Two months ago we decided to jump back to our extract-brewing beginnings and see what kind of American Amber we could make. We used amber malt syrup and gold malt extract for the base fermentables and some Crystal 10L and Amber malt for steeping grains. We were pleasantly surprised by this one, although our expectations weren’t high to begin with…
Appearance: great amber color and after 6 weeks in the keg, very clear when held up to light. Pours with a medium-dense head that sticks around for a while and clings to the sides of the glass.
Smell: sweet malt and some citrus, but not overly malty. Even with the dry-hops and right after carbonating, it didn’t have a huge hop aroma. Which is fine, since this wasn’t intended to be a hop bomb.

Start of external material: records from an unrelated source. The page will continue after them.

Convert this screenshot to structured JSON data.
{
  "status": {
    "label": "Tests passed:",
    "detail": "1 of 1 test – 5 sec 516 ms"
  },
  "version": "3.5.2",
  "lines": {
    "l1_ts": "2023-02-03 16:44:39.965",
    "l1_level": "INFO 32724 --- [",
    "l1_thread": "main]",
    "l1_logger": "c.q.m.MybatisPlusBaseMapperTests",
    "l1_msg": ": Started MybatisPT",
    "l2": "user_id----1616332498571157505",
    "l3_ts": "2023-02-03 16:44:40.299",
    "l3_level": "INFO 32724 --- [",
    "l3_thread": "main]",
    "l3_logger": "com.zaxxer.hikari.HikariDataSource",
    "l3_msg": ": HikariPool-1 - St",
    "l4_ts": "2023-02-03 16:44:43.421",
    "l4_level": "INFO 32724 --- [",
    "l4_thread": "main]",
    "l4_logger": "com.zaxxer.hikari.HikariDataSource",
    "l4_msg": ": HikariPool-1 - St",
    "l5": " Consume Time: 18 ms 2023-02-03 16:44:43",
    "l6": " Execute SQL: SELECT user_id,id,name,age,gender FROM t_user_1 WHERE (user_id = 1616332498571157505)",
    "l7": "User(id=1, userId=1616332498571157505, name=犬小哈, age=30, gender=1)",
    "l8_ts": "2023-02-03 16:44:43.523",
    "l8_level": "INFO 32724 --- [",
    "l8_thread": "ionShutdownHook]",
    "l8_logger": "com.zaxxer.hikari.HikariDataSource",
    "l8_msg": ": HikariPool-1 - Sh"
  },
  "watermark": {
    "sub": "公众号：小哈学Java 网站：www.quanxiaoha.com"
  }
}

Taste: very mellow, balanced bitterness from the hops backed by semi-sweet malt but no grainy flavors. A bit muddled perhaps, with all the malt flavors blending into one another for a single malty note. This is perhaps the only let-down of this brew.

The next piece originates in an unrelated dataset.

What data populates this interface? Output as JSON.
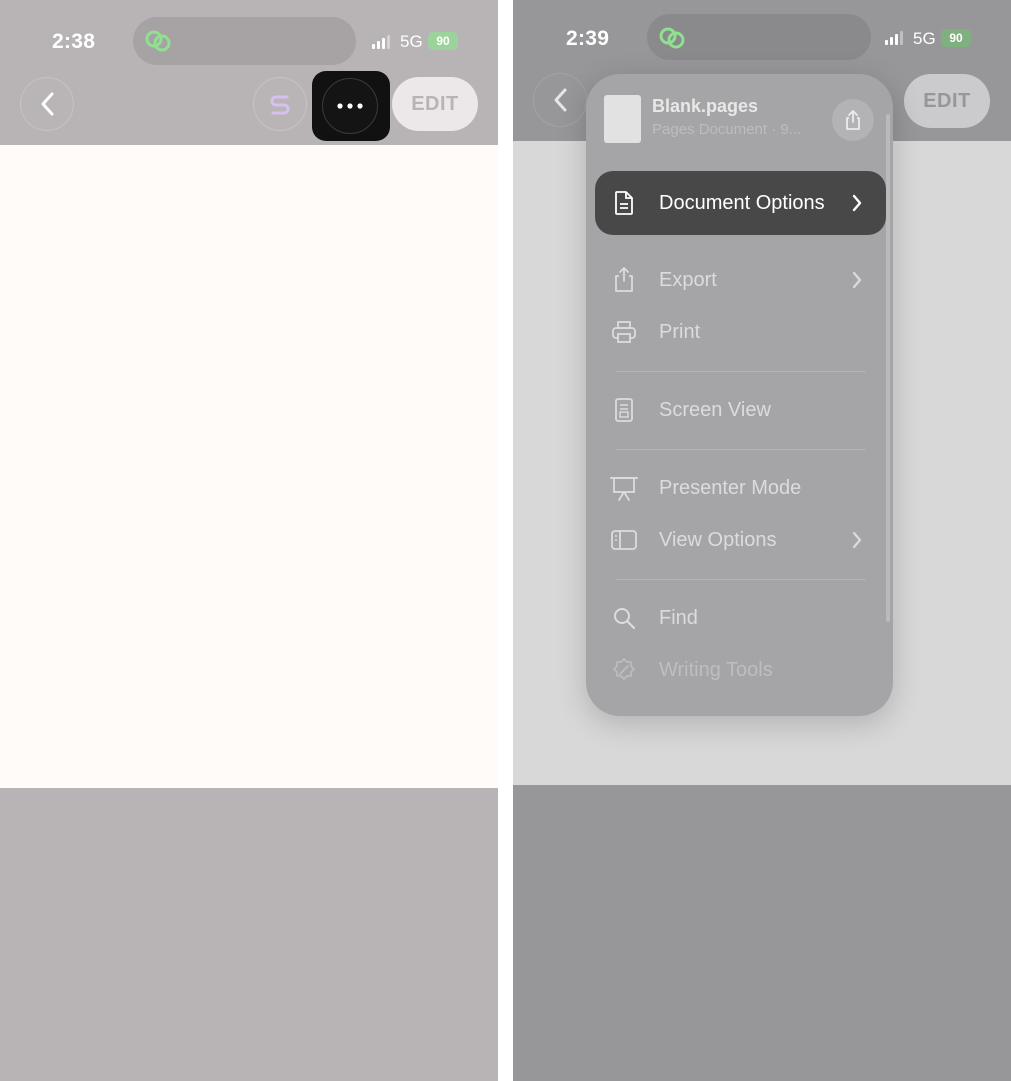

Mouthfeel: possibly due to the amount of crystal malt used, this brew has just the right amount of body for a traditional amber beer.

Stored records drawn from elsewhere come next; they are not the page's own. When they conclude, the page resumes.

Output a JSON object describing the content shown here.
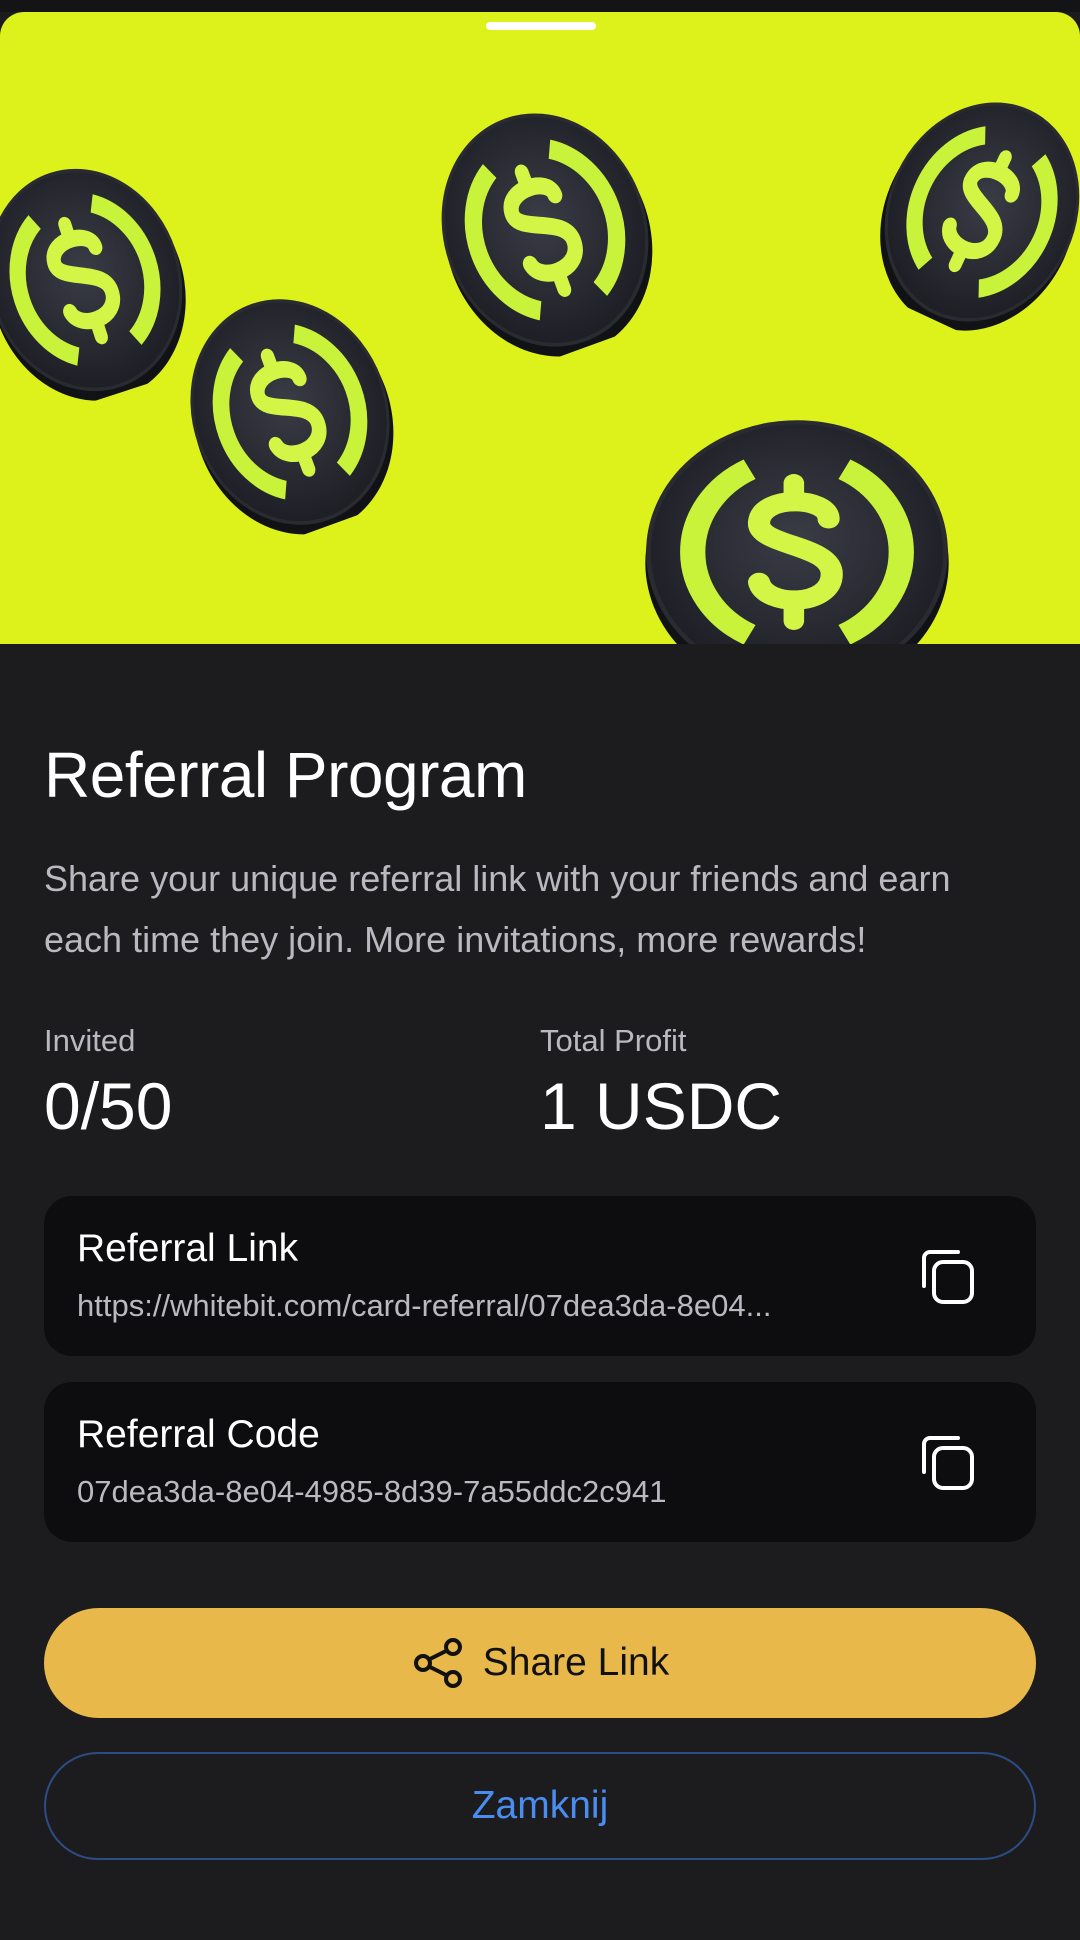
{
  "sheet": {
    "title": "Referral Program",
    "description": "Share your unique referral link with your friends and earn each time they join. More invitations, more rewards!",
    "hero_icon": "dollar-coin",
    "hero_color": "#dcf21a"
  },
  "stats": {
    "invited_label": "Invited",
    "invited_value": "0/50",
    "profit_label": "Total Profit",
    "profit_value": "1 USDC"
  },
  "referral_link": {
    "label": "Referral Link",
    "value": "https://whitebit.com/card-referral/07dea3da-8e04..."
  },
  "referral_code": {
    "label": "Referral Code",
    "value": "07dea3da-8e04-4985-8d39-7a55ddc2c941"
  },
  "actions": {
    "share_label": "Share Link",
    "close_label": "Zamknij",
    "share_color": "#e8b94a",
    "close_color": "#4a8df0"
  }
}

Next time: since darker malt extracts often incorporate specialty grains already (in this case, C60L and Munich in addition to the pale base malt) and we added more steeping grains, there might have been a bit too much crystal malt in this beer. Next time we would decrease the C10L by half, use pure Pilsen malt extract instead of Golden Light (which includes Carapils), and add some Aromatic malt for extra malty flavor. This should result in a more drinkable beer without sacrificing much color or maltiness. Also, we’ll use more dry-hops for a hoppier aroma right out of the tap.